A DECADE-long project to conserve and restore the country’s largest expanse of medieval stained glass has been completed.

The work on the 600-year-old Great East Window of York Minster has been an enormous task for the cathedral’s team of experts.

All 311 stained glass panels were removed from the window in 2008 by York Glaziers Trust, and over the last ten years conservators have spent around 92,400 hours meticulously conserving each piece.

The work has been part of an £11.5m programme which has included extensive work by the Minster’s stonemasons to repair and replace hundreds of stones at the cathedral’s East End, which houses the window.

The Dean of York, the Very Reverend Vivienne Faull, said: “The Great East Window is one of the most magnificent pieces of medieval art ever created.

“It is an enormous privilege to experience this masterpiece in this glorious state: beautifully conserved and carefully restored for generations to come.

“We’re hugely grateful to York Glaziers Trust and all the people who have been involved in this epic undertaking for all their hard work and commitment. The end result is breath-taking.”

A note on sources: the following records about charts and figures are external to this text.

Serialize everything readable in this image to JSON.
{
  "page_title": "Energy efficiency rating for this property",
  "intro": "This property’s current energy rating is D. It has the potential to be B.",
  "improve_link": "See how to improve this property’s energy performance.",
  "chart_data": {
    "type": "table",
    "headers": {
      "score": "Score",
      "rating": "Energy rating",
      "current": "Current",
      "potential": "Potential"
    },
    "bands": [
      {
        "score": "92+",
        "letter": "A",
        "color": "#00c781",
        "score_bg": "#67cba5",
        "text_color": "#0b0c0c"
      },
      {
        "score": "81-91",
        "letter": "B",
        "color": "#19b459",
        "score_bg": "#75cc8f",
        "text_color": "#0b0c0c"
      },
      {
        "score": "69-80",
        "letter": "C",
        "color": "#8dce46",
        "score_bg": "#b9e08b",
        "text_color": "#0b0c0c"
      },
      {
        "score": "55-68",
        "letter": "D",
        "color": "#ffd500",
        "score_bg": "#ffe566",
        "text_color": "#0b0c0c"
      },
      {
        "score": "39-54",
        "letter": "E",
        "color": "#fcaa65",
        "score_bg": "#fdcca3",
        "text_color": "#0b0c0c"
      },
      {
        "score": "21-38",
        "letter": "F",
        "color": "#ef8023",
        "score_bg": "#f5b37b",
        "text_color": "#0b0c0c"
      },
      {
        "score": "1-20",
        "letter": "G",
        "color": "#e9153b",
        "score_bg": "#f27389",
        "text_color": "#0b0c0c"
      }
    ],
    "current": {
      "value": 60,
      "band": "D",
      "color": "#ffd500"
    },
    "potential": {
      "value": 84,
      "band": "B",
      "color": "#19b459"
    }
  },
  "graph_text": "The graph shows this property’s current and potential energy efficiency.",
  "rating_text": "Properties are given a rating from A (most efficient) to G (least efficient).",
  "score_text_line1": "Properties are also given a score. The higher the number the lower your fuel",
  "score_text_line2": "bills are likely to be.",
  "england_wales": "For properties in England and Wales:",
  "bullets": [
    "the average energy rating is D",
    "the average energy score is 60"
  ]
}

As well as restoring the 15th-century glass, the work on the Great East Window has involved using pioneering technology alongside traditional craft-skills.

In 2014 the cathedral become the first building in the UK to install state-of-the-art, UV resistant external glazing to protect the priceless stained glass - and it remains the largest world-wide use to date of the revolutionary protective material.

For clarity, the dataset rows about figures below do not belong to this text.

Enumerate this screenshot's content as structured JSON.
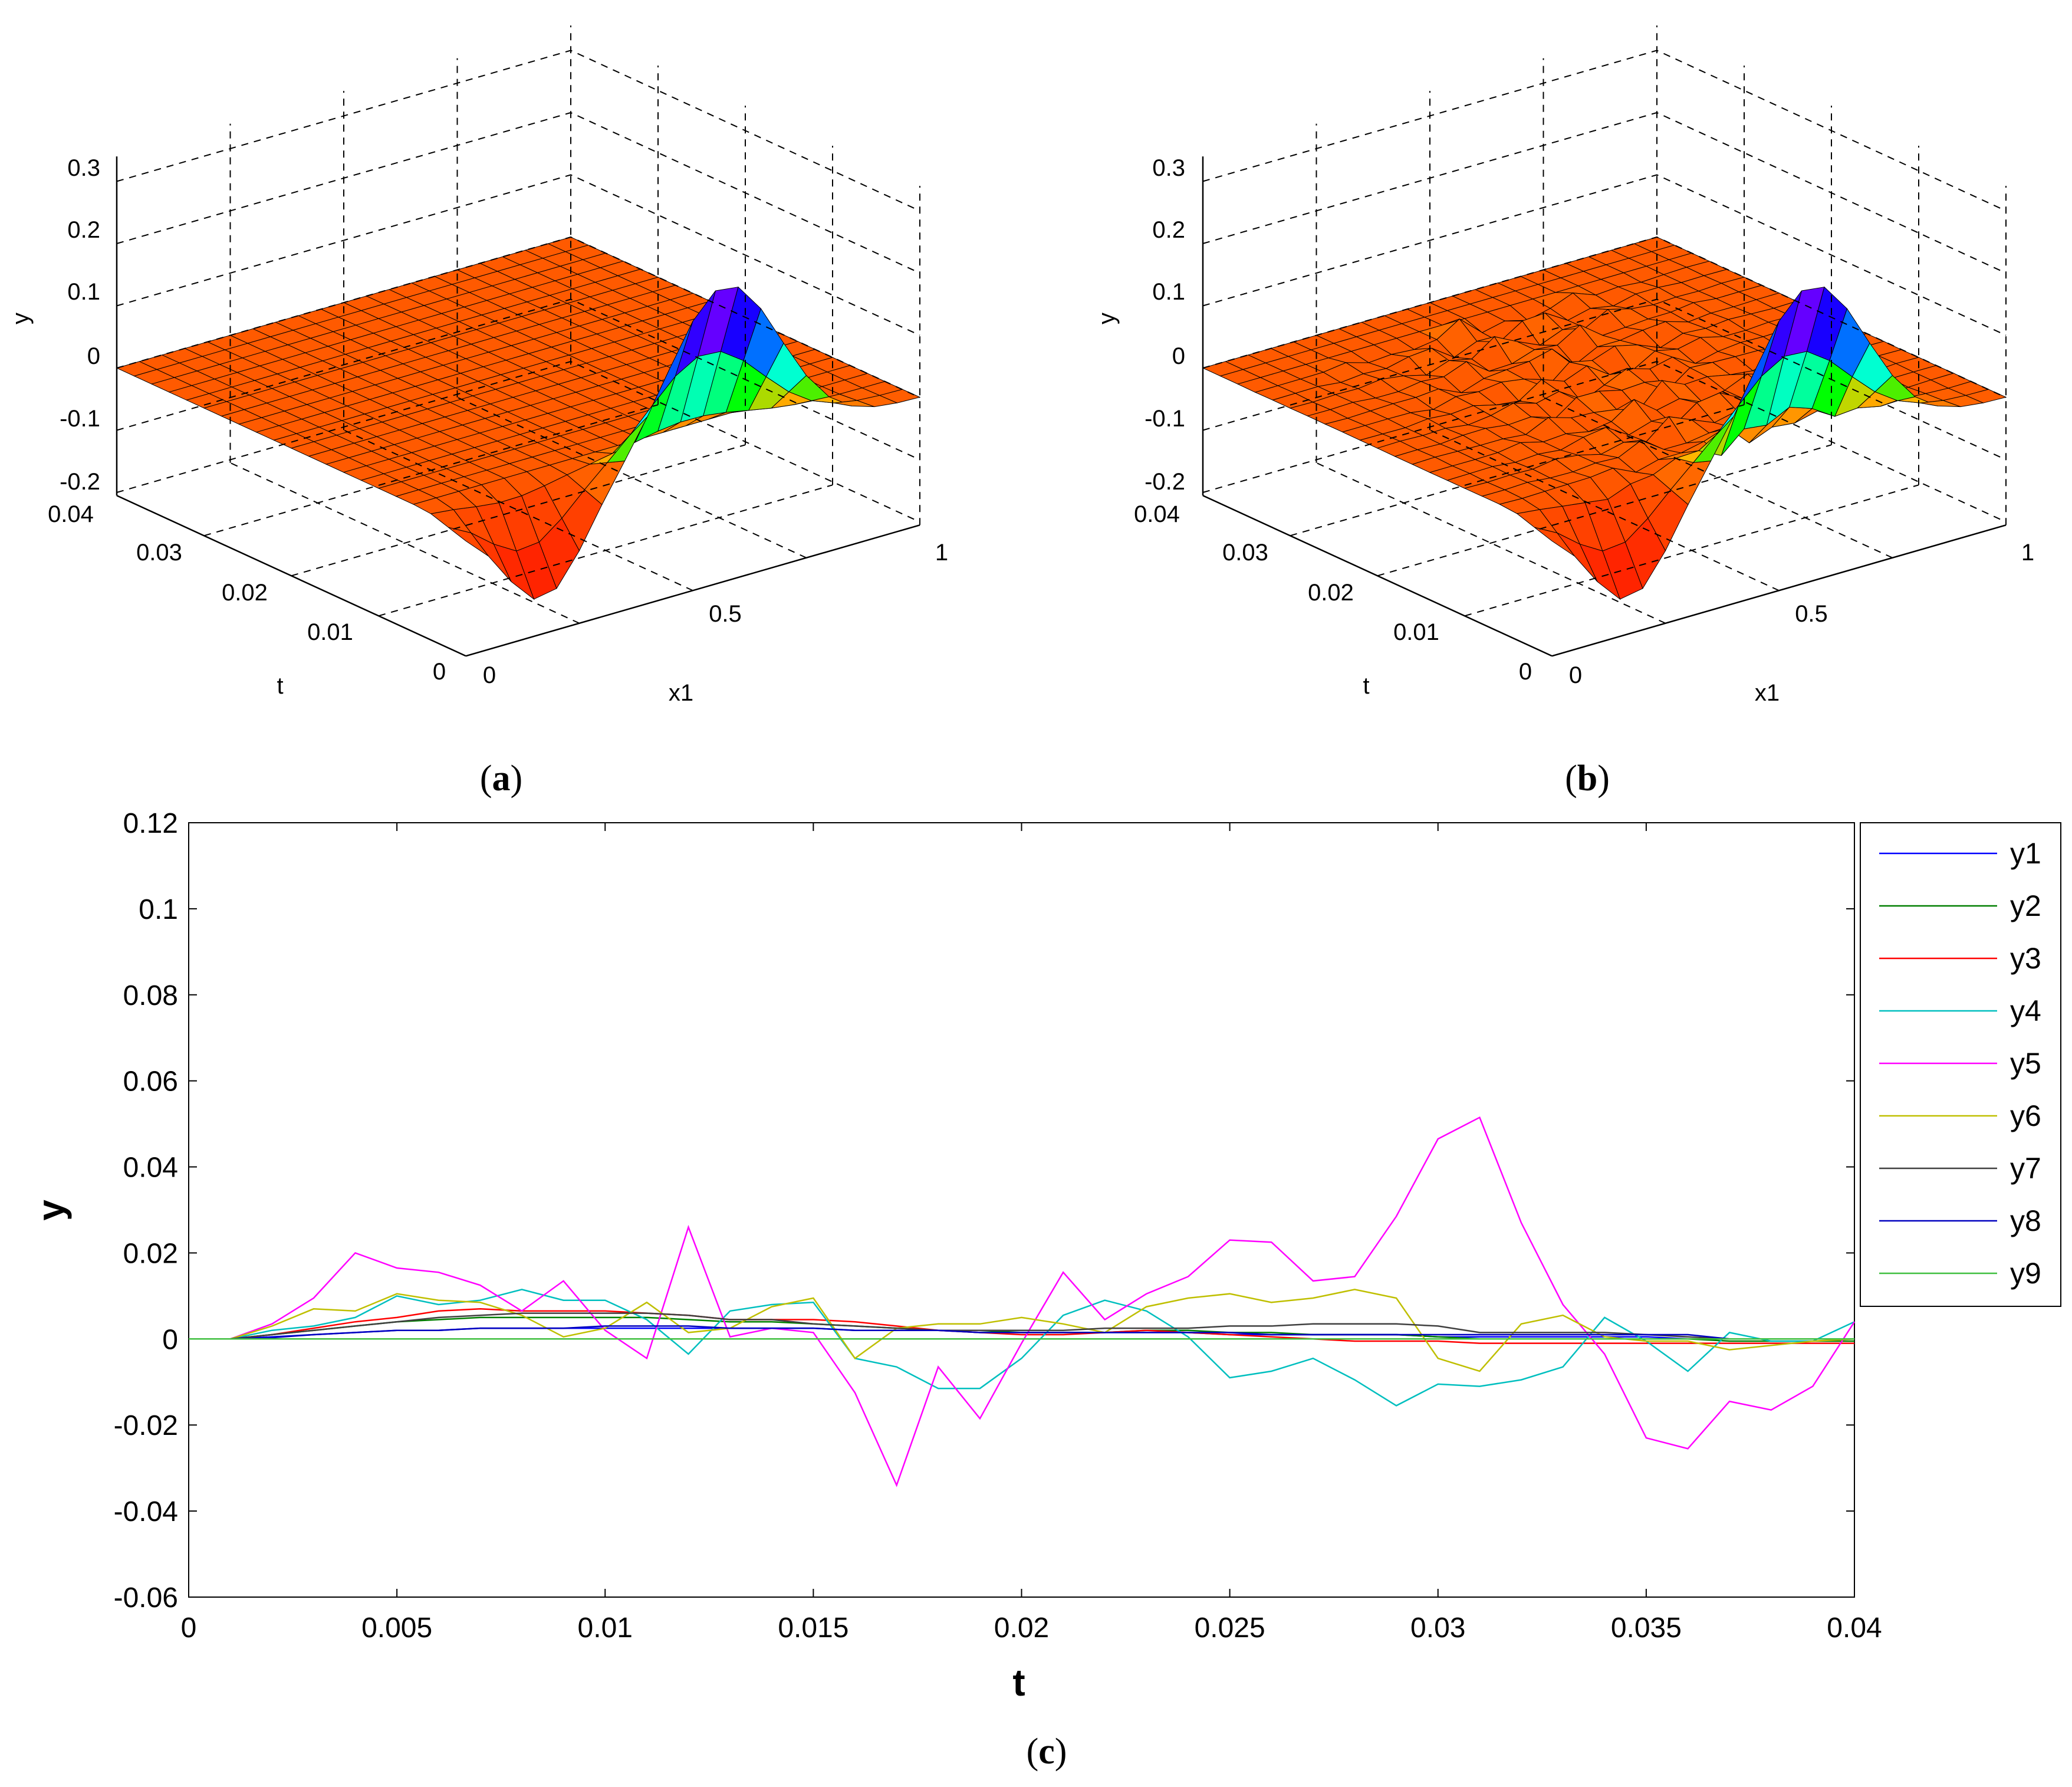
{
  "panel_a": {
    "caption_open": "(",
    "caption_letter": "a",
    "caption_close": ")",
    "ylabel": "y",
    "xlabel": "x1",
    "tlabel": "t",
    "z_ticks": [
      "0.3",
      "0.2",
      "0.1",
      "0",
      "-0.1",
      "-0.2"
    ],
    "t_ticks": [
      "0.04",
      "0.03",
      "0.02",
      "0.01",
      "0"
    ],
    "x_ticks": [
      "0",
      "0.5",
      "1"
    ]
  },
  "panel_b": {
    "caption_open": "(",
    "caption_letter": "b",
    "caption_close": ")",
    "ylabel": "y",
    "xlabel": "x1",
    "tlabel": "t",
    "z_ticks": [
      "0.3",
      "0.2",
      "0.1",
      "0",
      "-0.1",
      "-0.2"
    ],
    "t_ticks": [
      "0.04",
      "0.03",
      "0.02",
      "0.01",
      "0"
    ],
    "x_ticks": [
      "0",
      "0.5",
      "1"
    ]
  },
  "panel_c": {
    "caption_open": "(",
    "caption_letter": "c",
    "caption_close": ")"
  },
  "chart_data": [
    {
      "type": "surface",
      "panel": "a",
      "xlabel": "x1",
      "ylabel": "t",
      "zlabel": "y",
      "xlim": [
        0,
        1
      ],
      "ylim": [
        0,
        0.04
      ],
      "zlim": [
        -0.2,
        0.3
      ],
      "description_values": "Surface ~0 over most of domain; at t=0 the profile is y = -0.15 at x1=0.2, peaking ~0.27 around x1=0.55, returning to 0 at x1=1"
    },
    {
      "type": "surface",
      "panel": "b",
      "xlabel": "x1",
      "ylabel": "t",
      "zlabel": "y",
      "xlim": [
        0,
        1
      ],
      "ylim": [
        0,
        0.04
      ],
      "zlim": [
        -0.2,
        0.3
      ]
    },
    {
      "type": "line",
      "panel": "c",
      "xlabel": "t",
      "ylabel": "y",
      "xlim": [
        0,
        0.04
      ],
      "ylim": [
        -0.06,
        0.12
      ],
      "x_ticks": [
        "0",
        "0.005",
        "0.01",
        "0.015",
        "0.02",
        "0.025",
        "0.03",
        "0.035",
        "0.04"
      ],
      "y_ticks": [
        "0.12",
        "0.1",
        "0.08",
        "0.06",
        "0.04",
        "0.02",
        "0",
        "-0.02",
        "-0.04",
        "-0.06"
      ],
      "x": [
        0,
        0.001,
        0.002,
        0.003,
        0.004,
        0.005,
        0.006,
        0.007,
        0.008,
        0.009,
        0.01,
        0.011,
        0.012,
        0.013,
        0.014,
        0.015,
        0.016,
        0.017,
        0.018,
        0.019,
        0.02,
        0.021,
        0.022,
        0.023,
        0.024,
        0.025,
        0.026,
        0.027,
        0.028,
        0.029,
        0.03,
        0.031,
        0.032,
        0.033,
        0.034,
        0.035,
        0.036,
        0.037,
        0.038,
        0.039,
        0.04
      ],
      "series": [
        {
          "name": "y1",
          "color": "#0000ff",
          "values": [
            0,
            0,
            0.0005,
            0.001,
            0.0015,
            0.002,
            0.002,
            0.0025,
            0.0025,
            0.0025,
            0.0025,
            0.0025,
            0.0025,
            0.0025,
            0.0025,
            0.0025,
            0.002,
            0.002,
            0.002,
            0.0015,
            0.0015,
            0.0015,
            0.0015,
            0.0015,
            0.0015,
            0.001,
            0.001,
            0.001,
            0.001,
            0.001,
            0.0005,
            0.0005,
            0.0005,
            0.0005,
            0.0005,
            0.0005,
            0,
            0,
            0,
            0,
            0
          ]
        },
        {
          "name": "y2",
          "color": "#007f00",
          "values": [
            0,
            0,
            0.001,
            0.002,
            0.003,
            0.004,
            0.0045,
            0.005,
            0.005,
            0.005,
            0.005,
            0.005,
            0.0045,
            0.004,
            0.004,
            0.0035,
            0.003,
            0.0025,
            0.002,
            0.002,
            0.0015,
            0.0015,
            0.0015,
            0.002,
            0.002,
            0.0015,
            0.0015,
            0.001,
            0.001,
            0.001,
            0.0005,
            0,
            0,
            0,
            0,
            0,
            0,
            -0.0005,
            -0.0005,
            -0.0005,
            -0.0005
          ]
        },
        {
          "name": "y3",
          "color": "#ff0000",
          "values": [
            0,
            0,
            0.001,
            0.0025,
            0.004,
            0.005,
            0.0065,
            0.007,
            0.0065,
            0.0065,
            0.0065,
            0.006,
            0.0055,
            0.0045,
            0.0045,
            0.0045,
            0.004,
            0.003,
            0.002,
            0.0015,
            0.001,
            0.001,
            0.0015,
            0.002,
            0.0015,
            0.001,
            0.0005,
            0,
            -0.0005,
            -0.0005,
            -0.0005,
            -0.001,
            -0.001,
            -0.001,
            -0.001,
            -0.001,
            -0.001,
            -0.001,
            -0.001,
            -0.001,
            -0.001
          ]
        },
        {
          "name": "y4",
          "color": "#00bfbf",
          "values": [
            0,
            0,
            0.002,
            0.003,
            0.005,
            0.01,
            0.008,
            0.009,
            0.0115,
            0.009,
            0.009,
            0.0045,
            -0.0035,
            0.0065,
            0.008,
            0.0085,
            -0.0045,
            -0.0065,
            -0.0115,
            -0.0115,
            -0.0045,
            0.0055,
            0.009,
            0.0065,
            0.0005,
            -0.009,
            -0.0075,
            -0.0045,
            -0.0095,
            -0.0155,
            -0.0105,
            -0.011,
            -0.0095,
            -0.0065,
            0.005,
            -0.0005,
            -0.0075,
            0.0015,
            -0.0005,
            -0.0005,
            0.004
          ]
        },
        {
          "name": "y5",
          "color": "#ff00ff",
          "values": [
            0,
            0,
            0.0035,
            0.0095,
            0.02,
            0.0165,
            0.0155,
            0.0125,
            0.0065,
            0.0135,
            0.002,
            -0.0045,
            0.026,
            0.0005,
            0.0025,
            0.0015,
            -0.0125,
            -0.034,
            -0.0065,
            -0.0185,
            -0.001,
            0.0155,
            0.0045,
            0.0105,
            0.0145,
            0.023,
            0.0225,
            0.0135,
            0.0145,
            0.0285,
            0.0465,
            0.0515,
            0.027,
            0.008,
            -0.0035,
            -0.023,
            -0.0255,
            -0.0145,
            -0.0165,
            -0.011,
            0.004
          ]
        },
        {
          "name": "y6",
          "color": "#bfbf00",
          "values": [
            0,
            0,
            0.003,
            0.007,
            0.0065,
            0.0105,
            0.009,
            0.0085,
            0.0055,
            0.0005,
            0.0025,
            0.0085,
            0.0015,
            0.0025,
            0.0075,
            0.0095,
            -0.0045,
            0.0025,
            0.0035,
            0.0035,
            0.005,
            0.0035,
            0.0015,
            0.0075,
            0.0095,
            0.0105,
            0.0085,
            0.0095,
            0.0115,
            0.0095,
            -0.0045,
            -0.0075,
            0.0035,
            0.0055,
            0.0005,
            -0.0005,
            -0.0005,
            -0.0025,
            -0.0015,
            -0.0005,
            0
          ]
        },
        {
          "name": "y7",
          "color": "#3f3f3f",
          "values": [
            0,
            0,
            0.001,
            0.002,
            0.003,
            0.004,
            0.005,
            0.0055,
            0.006,
            0.006,
            0.006,
            0.006,
            0.0055,
            0.0045,
            0.0045,
            0.0035,
            0.003,
            0.0025,
            0.002,
            0.002,
            0.002,
            0.002,
            0.0025,
            0.0025,
            0.0025,
            0.003,
            0.003,
            0.0035,
            0.0035,
            0.0035,
            0.003,
            0.0015,
            0.0015,
            0.0015,
            0.0015,
            0.001,
            0.0005,
            0,
            0,
            0,
            0
          ]
        },
        {
          "name": "y8",
          "color": "#0000bf",
          "values": [
            0,
            0,
            0.0003,
            0.001,
            0.0015,
            0.002,
            0.002,
            0.0025,
            0.0025,
            0.0025,
            0.003,
            0.003,
            0.003,
            0.0025,
            0.0025,
            0.0025,
            0.002,
            0.002,
            0.002,
            0.0015,
            0.0015,
            0.0015,
            0.0015,
            0.0015,
            0.0015,
            0.0015,
            0.001,
            0.001,
            0.001,
            0.001,
            0.001,
            0.001,
            0.001,
            0.001,
            0.001,
            0.001,
            0.001,
            0,
            0,
            0,
            0
          ]
        },
        {
          "name": "y9",
          "color": "#3fbf3f",
          "values": [
            0,
            0,
            0,
            0,
            0,
            0,
            0,
            0,
            0,
            0,
            0,
            0,
            0,
            0,
            0,
            0,
            0,
            0,
            0,
            0,
            0,
            0,
            0,
            0,
            0,
            0,
            0,
            0,
            0,
            0,
            0,
            0,
            0,
            0,
            0,
            0,
            0,
            0,
            0,
            0,
            0
          ]
        }
      ]
    }
  ]
}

The director of the York Glaziers Trust, Sarah Brown, said: “It’s undoubtedly been a career highlight working on such wonderful glass.

“There’s no debate – the Great East Window is up there as an international work of art and we all feel immensely privileged to have been part of it.

“I think part of what the project has achieved is a massive increase in public awareness of the stained glass at York Minster and the treasure we hold.”

She added: “It’s a very, very special collection of glass and we’re hugely privileged to have it.”

With the completion of the Great East Window, work is now beginning on another mammoth project for the Minster - a 20-year, £11m scheme to provide state-of-the-art protective glazing to all 128 of the cathedral’s stained glass windows - 60 per cent of which currently have no protection from the elements.

The cathedral will work on the project in partnership with York Glaziers Trust and the York Minster Fund to provide the environmental protection, supported by a match-funding grant of up to £1m from the Heritage Lottery Fund.